# Showing the properties of differentiating an integral

How do we show that

$$\frac{d}{dt}\left[\int\!y\,\mathrm{d} x\right] = y\,\frac{dx}{dt}$$

## Answers and Replies

Mark44
Mentor
How do we show that

$$\frac{d}{dt}\left[\int\!y\,\mathrm{d} x\right] = y\,\frac{dx}{dt}$$
Is this a homework problem?

HallsofIvy
Science Advisor
Homework Helper
How do we show that

$$\frac{d}{dt}\left[\int\!y\,\mathrm{d} x\right] = y\,\frac{dx}{dt}$$
Are we to assume, here, that y and x are functions of t? If we assume that y is a function of x only (with no "t" that is not in the "x") and x is a function of t, then we an write y(x(t)).

Of course, then $$F(x)= \int y dt$$ is the function such that dF/dx= y.

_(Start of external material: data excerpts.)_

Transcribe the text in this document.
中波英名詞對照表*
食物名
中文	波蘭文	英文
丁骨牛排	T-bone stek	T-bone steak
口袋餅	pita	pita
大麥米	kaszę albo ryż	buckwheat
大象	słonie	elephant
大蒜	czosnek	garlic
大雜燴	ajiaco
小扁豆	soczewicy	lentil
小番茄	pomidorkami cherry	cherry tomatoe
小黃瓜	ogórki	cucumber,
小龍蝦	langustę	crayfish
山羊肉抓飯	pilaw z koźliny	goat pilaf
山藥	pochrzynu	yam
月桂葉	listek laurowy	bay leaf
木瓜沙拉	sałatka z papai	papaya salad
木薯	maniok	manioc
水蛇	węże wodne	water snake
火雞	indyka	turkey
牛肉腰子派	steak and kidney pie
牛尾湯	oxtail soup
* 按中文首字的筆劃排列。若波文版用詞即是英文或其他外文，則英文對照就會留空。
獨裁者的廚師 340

Given that, we have that $d/dt(\int y dx)= dF/dt= (dF/dx)(dx/dt)= y(x)(dx/dt)$ by the chain rule.

Is this a homework problem?

Nope. Homework questions are usually standard, and answers are all in the textbooks.
I came up with this problem just out of curiosity.

Anyway, thanks for the solution HallsofIvy

Last edited:
Nope. Homework questions are usually standard, and answers are all in the textbooks.

I wish my textbooks had the answers!

I wish my textbooks had the answers!

not the exact answers, but they all follow the same template